One case out of millions
American cardiologist Dr Peter McCullough has described what happened to a 42-year-old optometrist who six days after his second mRNA Covid vaccination suffered an injury to the aorta, the body’s main artery.
‘He was healthy and was physically fit. He knew something was wrong when back pain and leg weakness developed resulting in severe effort intolerance on vacation.
‘He rushed home, was hospitalised and underwent the appropriate diagnostics to determine the presence of an aortic aneurysm or widening of the aorta, and then a discrete tear . . .
‘In his mind this catastrophic event is due to the Covid-19 vaccine, and I agree. The mRNA and spike protein produced by the mRNA circulates in blood on average two weeks, so it is freely able to deposit in the lining of blood vessels and the vascular media of major vessels. Once present, the spike protein damages cells and incites inflammation which is a destructive process driven by white blood cells, cytokines, and complement.
‘It is known that the second injection is approximately 80-fold more reactogenic with fever, pain, myalgia, etc. As part of that response, there can be a major surge in blood pressure due to release of catecholamines or stress hormones.

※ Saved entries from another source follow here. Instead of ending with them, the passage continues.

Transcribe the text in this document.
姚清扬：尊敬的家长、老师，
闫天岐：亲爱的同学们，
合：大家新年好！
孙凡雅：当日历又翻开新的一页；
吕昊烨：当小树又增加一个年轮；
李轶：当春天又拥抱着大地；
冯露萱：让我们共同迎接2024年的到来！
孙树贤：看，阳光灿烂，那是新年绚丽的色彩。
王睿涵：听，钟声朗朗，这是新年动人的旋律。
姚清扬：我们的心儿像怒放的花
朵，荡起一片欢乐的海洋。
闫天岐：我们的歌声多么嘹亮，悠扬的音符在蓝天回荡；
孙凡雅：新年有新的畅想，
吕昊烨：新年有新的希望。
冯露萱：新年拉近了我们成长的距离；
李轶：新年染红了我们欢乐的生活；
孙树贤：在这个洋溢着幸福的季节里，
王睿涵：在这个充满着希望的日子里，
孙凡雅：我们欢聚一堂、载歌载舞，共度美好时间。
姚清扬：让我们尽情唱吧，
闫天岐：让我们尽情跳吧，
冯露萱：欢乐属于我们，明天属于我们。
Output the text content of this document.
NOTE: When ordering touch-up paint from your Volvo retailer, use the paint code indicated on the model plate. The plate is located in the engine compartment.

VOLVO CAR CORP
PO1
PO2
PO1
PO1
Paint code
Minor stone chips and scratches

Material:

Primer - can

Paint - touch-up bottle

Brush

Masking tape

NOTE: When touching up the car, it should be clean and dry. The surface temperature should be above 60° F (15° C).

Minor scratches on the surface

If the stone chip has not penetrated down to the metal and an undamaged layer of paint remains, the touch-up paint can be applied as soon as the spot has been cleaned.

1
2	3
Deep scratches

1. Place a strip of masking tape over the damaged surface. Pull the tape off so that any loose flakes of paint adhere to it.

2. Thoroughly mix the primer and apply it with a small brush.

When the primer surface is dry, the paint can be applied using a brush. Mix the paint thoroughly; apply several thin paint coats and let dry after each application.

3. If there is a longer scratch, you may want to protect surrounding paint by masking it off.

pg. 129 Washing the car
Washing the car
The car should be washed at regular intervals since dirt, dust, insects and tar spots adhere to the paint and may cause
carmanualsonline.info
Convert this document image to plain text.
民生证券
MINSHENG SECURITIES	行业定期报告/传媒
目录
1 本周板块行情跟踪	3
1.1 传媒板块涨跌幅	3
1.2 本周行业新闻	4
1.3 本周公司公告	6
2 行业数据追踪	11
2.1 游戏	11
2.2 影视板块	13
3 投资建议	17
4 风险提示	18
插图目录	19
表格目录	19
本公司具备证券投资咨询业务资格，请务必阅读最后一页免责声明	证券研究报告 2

This increase in the change in pressure over the change in time for each heartbeat is the driving force to initiate the tear in the aorta. Once this happens, there is no turning back, the rip goes down the major blood tube and threatens the blood supply to the spinal cord, vital organs, and legs.
‘Each patient is different, with some having external rupture resulting in death. Others require emergency surgery or endovascular stenting to restore blood flow to vital organs. In the case of the optometrist, he was managed conservatively with medications to control blood pressure. Data from the International Registry of Acute Aortic Dissection (IRAD) indicates he faces a 22 per cent three-year mortality rate and this is increased by his history of prior aortic aneurysm.
‘It is exactly this complication for which I have always advised patients with prior aortic abnormalities (aortopathies) to avoid Covid-19 vaccination. If you know someone who has died shortly after vaccination and they had antecedent back pain or a prior aneurysm, ask the family if there was an autopsy. This is important since aortopathies can be familial and other family members could be screened with imaging and genetic testing. This man’s life is indelibly changed because Covid-19 vaccination was for “keeps”.’
No mention of this contraindication for the jab is apparent on the MHRA’s website.